シリア北西部に政権側が空爆 市民40人余り死亡

(VOVWORLD) -内戦が続くシリアで、アサド政権側が反政府勢力の最後の拠点となっている北西部に空爆を行い、市民40人余りが死亡しました。国連などは攻撃の停止を求めていますが、アサド政権側はテロとの戦いを理由に聞き入れず市民の犠牲が増え続けています。

シリア北西部で、22日、アサド政権側が反政府勢力の最後の拠点となっているイドリブ県の南部の都市などに激しい空爆を行いました。

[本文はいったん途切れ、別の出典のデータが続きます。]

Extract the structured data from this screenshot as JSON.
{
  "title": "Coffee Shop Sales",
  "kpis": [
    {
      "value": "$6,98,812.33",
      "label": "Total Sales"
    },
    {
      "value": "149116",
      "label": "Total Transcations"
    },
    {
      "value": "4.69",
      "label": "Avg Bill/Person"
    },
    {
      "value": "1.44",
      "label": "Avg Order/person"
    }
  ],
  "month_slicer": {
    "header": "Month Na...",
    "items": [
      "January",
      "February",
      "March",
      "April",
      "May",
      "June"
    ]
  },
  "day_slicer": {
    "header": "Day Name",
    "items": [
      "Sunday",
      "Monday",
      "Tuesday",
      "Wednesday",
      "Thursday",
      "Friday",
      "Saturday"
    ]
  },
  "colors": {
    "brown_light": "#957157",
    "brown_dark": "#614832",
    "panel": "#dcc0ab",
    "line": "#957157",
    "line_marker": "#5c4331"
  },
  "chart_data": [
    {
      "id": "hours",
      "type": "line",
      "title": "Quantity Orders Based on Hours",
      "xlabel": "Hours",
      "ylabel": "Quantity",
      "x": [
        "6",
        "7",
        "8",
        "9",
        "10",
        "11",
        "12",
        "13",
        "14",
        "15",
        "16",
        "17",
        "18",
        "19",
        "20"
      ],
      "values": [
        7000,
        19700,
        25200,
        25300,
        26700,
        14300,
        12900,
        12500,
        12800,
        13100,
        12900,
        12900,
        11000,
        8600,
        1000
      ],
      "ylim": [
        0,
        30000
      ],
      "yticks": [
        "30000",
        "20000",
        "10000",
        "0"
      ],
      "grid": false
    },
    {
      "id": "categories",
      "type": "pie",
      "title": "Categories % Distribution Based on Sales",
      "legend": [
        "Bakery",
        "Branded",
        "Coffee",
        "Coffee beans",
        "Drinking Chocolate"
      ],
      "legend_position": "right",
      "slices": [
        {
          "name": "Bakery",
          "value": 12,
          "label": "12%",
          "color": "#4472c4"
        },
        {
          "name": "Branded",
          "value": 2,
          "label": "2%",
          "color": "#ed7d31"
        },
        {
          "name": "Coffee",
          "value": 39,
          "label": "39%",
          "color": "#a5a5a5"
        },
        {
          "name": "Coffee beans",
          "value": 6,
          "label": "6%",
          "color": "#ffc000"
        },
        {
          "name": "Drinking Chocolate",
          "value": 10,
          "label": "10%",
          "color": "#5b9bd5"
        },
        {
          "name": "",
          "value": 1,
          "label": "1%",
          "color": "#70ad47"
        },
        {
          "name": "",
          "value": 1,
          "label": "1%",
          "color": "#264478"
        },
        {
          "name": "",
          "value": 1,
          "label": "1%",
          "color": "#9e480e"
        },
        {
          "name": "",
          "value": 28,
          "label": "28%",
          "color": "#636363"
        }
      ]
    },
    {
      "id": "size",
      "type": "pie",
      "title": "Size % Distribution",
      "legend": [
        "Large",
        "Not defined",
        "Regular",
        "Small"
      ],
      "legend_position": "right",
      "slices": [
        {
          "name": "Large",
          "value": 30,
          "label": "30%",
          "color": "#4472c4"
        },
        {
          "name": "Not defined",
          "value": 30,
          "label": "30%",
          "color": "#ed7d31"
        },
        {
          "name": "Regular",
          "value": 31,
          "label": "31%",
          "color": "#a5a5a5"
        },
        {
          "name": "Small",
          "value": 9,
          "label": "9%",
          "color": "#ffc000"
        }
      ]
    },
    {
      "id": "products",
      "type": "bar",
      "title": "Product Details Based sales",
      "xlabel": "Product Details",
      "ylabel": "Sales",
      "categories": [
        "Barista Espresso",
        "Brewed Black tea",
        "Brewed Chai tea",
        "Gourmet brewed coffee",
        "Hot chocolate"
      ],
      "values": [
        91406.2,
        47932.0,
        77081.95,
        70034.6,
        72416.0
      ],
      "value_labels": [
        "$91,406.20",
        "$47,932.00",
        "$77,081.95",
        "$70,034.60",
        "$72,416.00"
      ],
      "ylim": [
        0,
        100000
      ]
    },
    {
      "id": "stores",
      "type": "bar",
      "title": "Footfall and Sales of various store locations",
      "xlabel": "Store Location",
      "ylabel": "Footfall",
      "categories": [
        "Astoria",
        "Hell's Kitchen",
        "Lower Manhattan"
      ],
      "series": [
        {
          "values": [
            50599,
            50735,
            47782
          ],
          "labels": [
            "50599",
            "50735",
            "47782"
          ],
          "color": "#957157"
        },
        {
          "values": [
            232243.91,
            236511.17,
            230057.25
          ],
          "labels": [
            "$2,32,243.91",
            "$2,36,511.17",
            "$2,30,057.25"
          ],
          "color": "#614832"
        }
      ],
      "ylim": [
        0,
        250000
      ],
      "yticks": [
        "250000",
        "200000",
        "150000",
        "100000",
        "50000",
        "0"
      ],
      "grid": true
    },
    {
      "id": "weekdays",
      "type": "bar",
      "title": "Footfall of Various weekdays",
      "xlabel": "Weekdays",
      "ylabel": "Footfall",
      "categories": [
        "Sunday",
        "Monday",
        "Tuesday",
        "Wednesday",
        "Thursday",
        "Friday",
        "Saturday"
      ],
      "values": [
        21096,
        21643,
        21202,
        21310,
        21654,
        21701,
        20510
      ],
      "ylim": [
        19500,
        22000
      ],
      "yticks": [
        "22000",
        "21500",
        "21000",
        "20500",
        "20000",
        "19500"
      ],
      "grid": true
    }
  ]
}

現地の情報を集めている「シリア人権監視団」によりますと、一連の空爆で、子どもや女性を含む43人が死亡し、100人以上がけがをしたということです。

現地からの映像では、民間の救助隊員によってがれきの中から子どもが運び出される様子などが確認でき、シリア人権監視団は、市場や住宅が建ち並ぶ地区が大きな被害を受けたとしています。

イドリブ県やその周辺では、アサド政権を支援するロシアと反政府勢力に影響力を持つトルコが去年10月、非武装地帯を設け、停戦に合意しましたが、ことし4月下旬からアサド政権側が空爆などの攻勢を強めています。

国連などは、イドリブ県やその周辺では300万人の市民が命の危険にさらされているとしてアサド政権を含む紛争の当事者に攻撃の停止を求めていますが、アサド政権はテロとの戦いを理由に聞き入れず市民の犠牲が増え続けています。